The first observational study to consider the treatment of Crohn’s with Cannabis was an Israeli research team headed by Dr. Nafatli in 2011.A significant number of patients reported better health after the use of cannabis. Two criticisms come to mind. The sample size was small and it was not placebo controlled. A second follow-up study in October 2013, by the same team of researchers, controlled for placebo effect. TCH cigarettes, not concentrated CBD oil was used, as before in the initial study.Though remission was not reported, how could it be with such a short duration, “THC-rich cannabis produced significant clinical, steroid-free benefits to 10 of 11 patients with active Crohn’s disease, compared with placebo, without side effects. Further studies, with larger patient groups and a nonsmoking mode of intake, are warranted.” Steroid-free is a huge improvement in and of itself. Steroid psychosis is a serious affliction, having a cascading effect of more drug intervention.
A contrary view of the studies is discussed by Dr. Herafrth et al.A major concern expressed by these researchers was that the lessening of the symptoms might mask the progress of the disease and thus the risk for surgery might increase as a result. I ask, what are the goals of current treatments? Do any purport to ‘cure’ the patient? Are they not also merely reliveing symptoms, while the underlying disease continues to progress. Crohn’s patients, ask yourselves, how has your health progressed with standard medical care?
Dental health is an excellent gauge of body health. Cavities Conundrum: Analysis & Practical Advice see previous post. A telling statement to the contrary is this article. “Although symptoms may improve over the short-term in these patients, intestinal structural damage might continue without the addition of provenbiologically active drugs, and individual patients may suffer significant deleterious consequences.” Provenis a very curious word to use in an academic paper. Where is the humility? Where is the circumspection typical of a well-reasoned opinion?
Anecdotal & Living Testimony
Let us turn our attention to a second path of knowledge, a phenomenological/statistical consideration.
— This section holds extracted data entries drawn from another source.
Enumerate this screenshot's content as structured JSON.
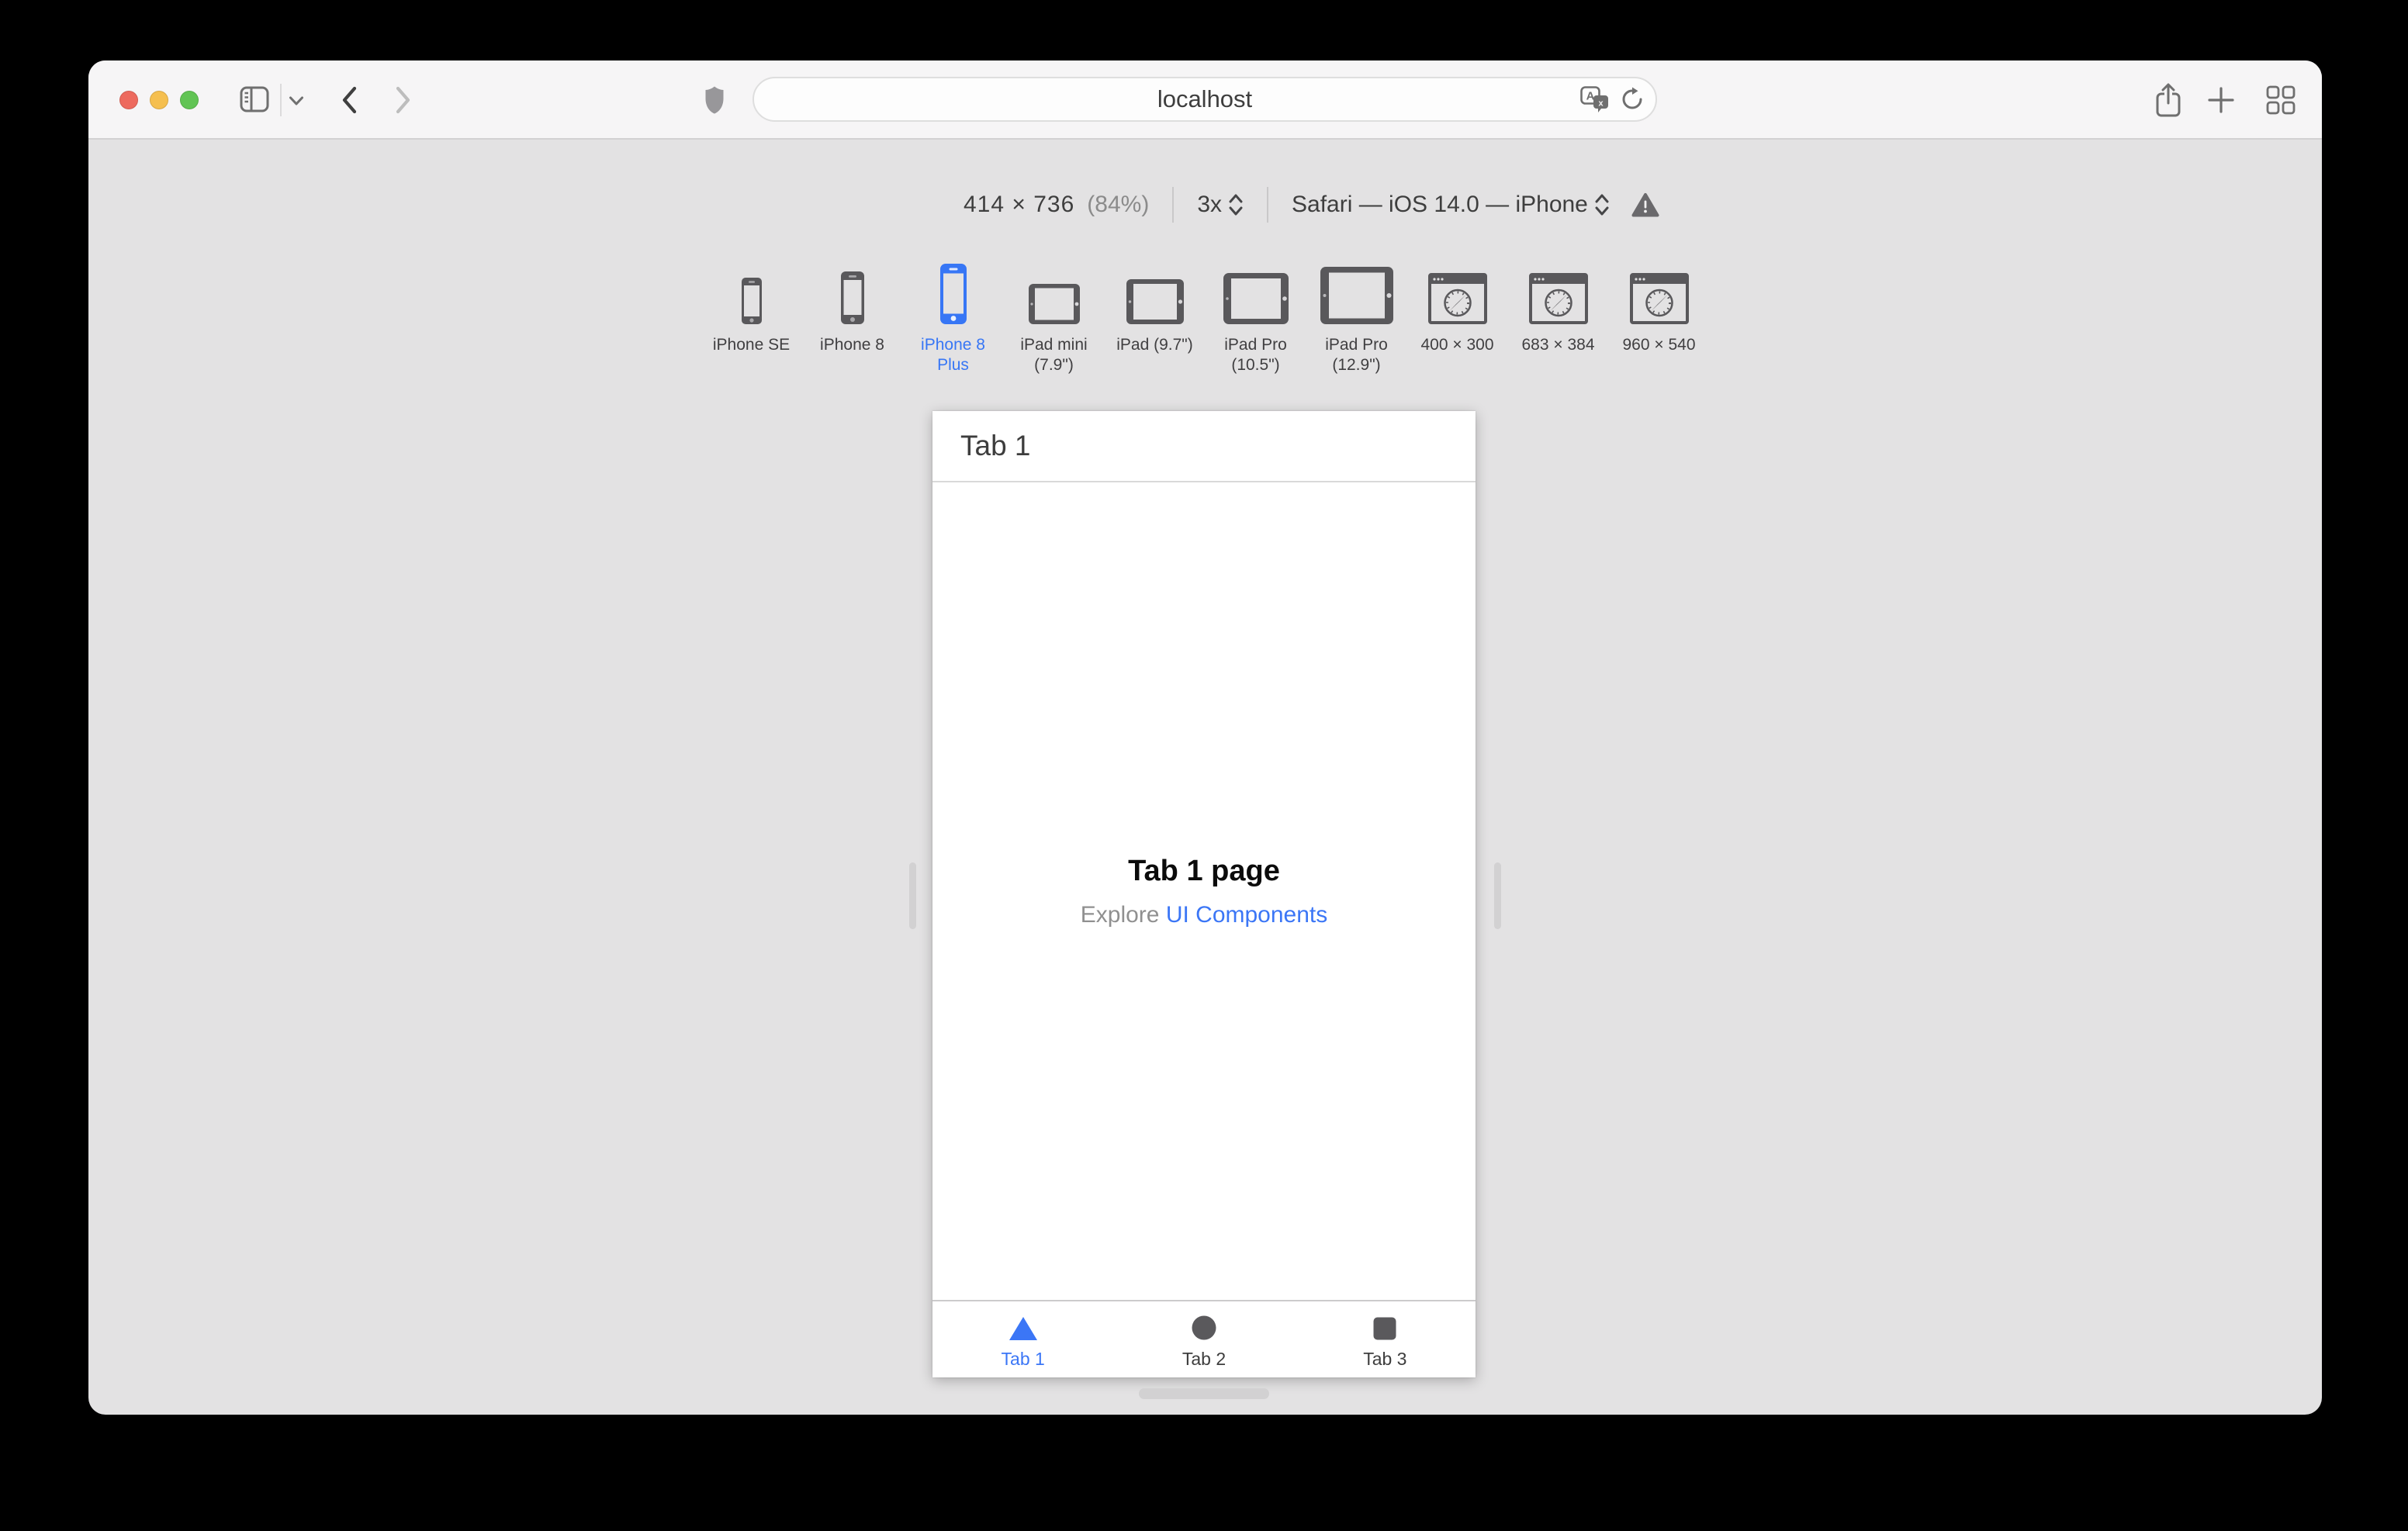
{
  "colors": {
    "accent_blue": "#3776f5",
    "traffic_red": "#ed6a5e",
    "traffic_yellow": "#f5bf4f",
    "traffic_green": "#61c454",
    "device_icon_gray": "#59585b",
    "toolbar_bg": "#f6f5f6",
    "content_bg": "#e3e2e3"
  },
  "toolbar": {
    "url": "localhost",
    "icons": [
      "sidebar-icon",
      "chevron-down-icon",
      "back-icon",
      "forward-icon",
      "shield-icon",
      "translate-icon",
      "reload-icon",
      "share-icon",
      "new-tab-icon",
      "tab-overview-icon"
    ]
  },
  "rdm": {
    "size": "414 × 736",
    "zoom_percent": "(84%)",
    "pixel_ratio": "3x",
    "user_agent": "Safari — iOS 14.0 — iPhone"
  },
  "devices": [
    {
      "label": "iPhone SE",
      "selected": false
    },
    {
      "label": "iPhone 8",
      "selected": false
    },
    {
      "label": "iPhone 8 Plus",
      "selected": true
    },
    {
      "label": "iPad mini (7.9\")",
      "selected": false
    },
    {
      "label": "iPad (9.7\")",
      "selected": false
    },
    {
      "label": "iPad Pro (10.5\")",
      "selected": false
    },
    {
      "label": "iPad Pro (12.9\")",
      "selected": false
    },
    {
      "label": "400 × 300",
      "selected": false
    },
    {
      "label": "683 × 384",
      "selected": false
    },
    {
      "label": "960 × 540",
      "selected": false
    }
  ],
  "preview": {
    "nav_title": "Tab 1",
    "heading": "Tab 1 page",
    "subtitle_text": "Explore ",
    "subtitle_link": "UI Components",
    "tabs": [
      {
        "label": "Tab 1",
        "icon": "triangle",
        "active": true
      },
      {
        "label": "Tab 2",
        "icon": "circle",
        "active": false
      },
      {
        "label": "Tab 3",
        "icon": "square",
        "active": false
      }
    ]
  }
}
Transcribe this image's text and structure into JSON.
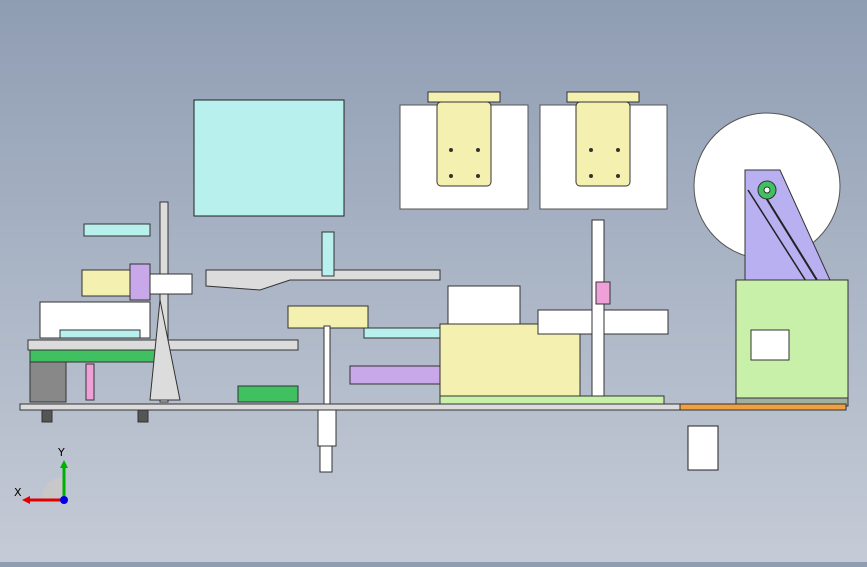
{
  "window": {
    "title": ""
  },
  "triad": {
    "x_label": "X",
    "y_label": "Y"
  },
  "colors": {
    "background_top": "#8f9db3",
    "background_bottom": "#c5cbd6",
    "frame_grey": "#dcdcdc",
    "part_cyan": "#b8f0ee",
    "part_yellow": "#f4f0b0",
    "part_green": "#c8f0a8",
    "part_purple": "#c8a8e8",
    "part_pink": "#f0a0d8",
    "part_lavender": "#b8b0f0",
    "base_orange": "#f0a040",
    "axis_x": "#e00000",
    "axis_y": "#00b000",
    "axis_z": "#0000e0"
  },
  "icons": [
    "coordinate-triad-icon"
  ]
}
The Internet is extremely helpful in this regard. Coltyn Turner, age 15, treats his Crohn’s disease with cannabis oil. A CBS News report purports that Turner’s dramatic colon improvements documented by medical images is a result of taking cannabis oil.The story ran in January 2017 and was part of a larger report on the health benefits of cannabis set with a medical symposium.
A second consideration to note is the stigma of those who use medical marijuana. Consider the story of “Buffalo Bills offensive tackle Seantrel Henderson for violating their substance abuse policy. … But if you dig a little deeper, there’s a lot more to this story. The substance in question is marijuana, and Henderson was prescribed the drug by his doctor to treat Crohn’s disease.”Henderson, like the contributor Natasha Dunbar, has found cannabis useful in treating his disease. One point to note is how the benefits of cannabis outweigh the costs of using it. If there were better alternatives, these Crohn’s sufferers would have chosen that route.
First Hand Reports
Given the societal costs of using cannabis, my first hand reports are minimal but frequent. I have had individuals tell me of the benefit to using cannabis. An employee of a major health supplement company privately said, “That the greatest improvement seen by them for Crohn’s patients are by those individuals who use cannabis”. It is worth noting, this company does not sell cannabis in any form to my knowledge, as of this blog. A doctor has seen first hand the benefits of the drug, but for fear of prosecution, will not publicly state it.
Two separate questions emerge: The first question, does cannabis help in the healing process of Crohn’s. I think there is compelling evidence for an n=1 experiment with a sober approach. The second question, which is more fundamental, is who gets to make this decision. Is it the patient, doctor, government?I side with the party most affected by the decision, to make the decision. No bureaucrat or doctor has to live with the ultimate result of treatment. Yes, there might legal consequences, but the person most affected is the patient.
Ongoing Studies & Personal Testimonies
“Patients were assigned randomly to groups given cannabis, twice daily, in the form of cigarettes containing 115 mg of Δ9-tetrahydrocannabinol (THC) or placebo containing cannabis flowers from which the THC had been extracted.”
“The first clinical trial involving cannabis and its effects of IBD, researchers discover that the cannabinoids present in cannabis were able to provide anti-inflammatory and symptom reduction for the vast majority of IBD patients.
Active Comparator: THC 5 mg/ml and CBD 50 mg/ml.
“These individuals are successfully treating their Crohn’s disease and diabetes with cannabis!”
“For the past few months, a handful of doctors here in Texas have been legally prescribing medical marijuana to patients with epilepsy.
But a growing number of health and wellness stores across the state have begun selling a different kind of cannabis that anyone can buy.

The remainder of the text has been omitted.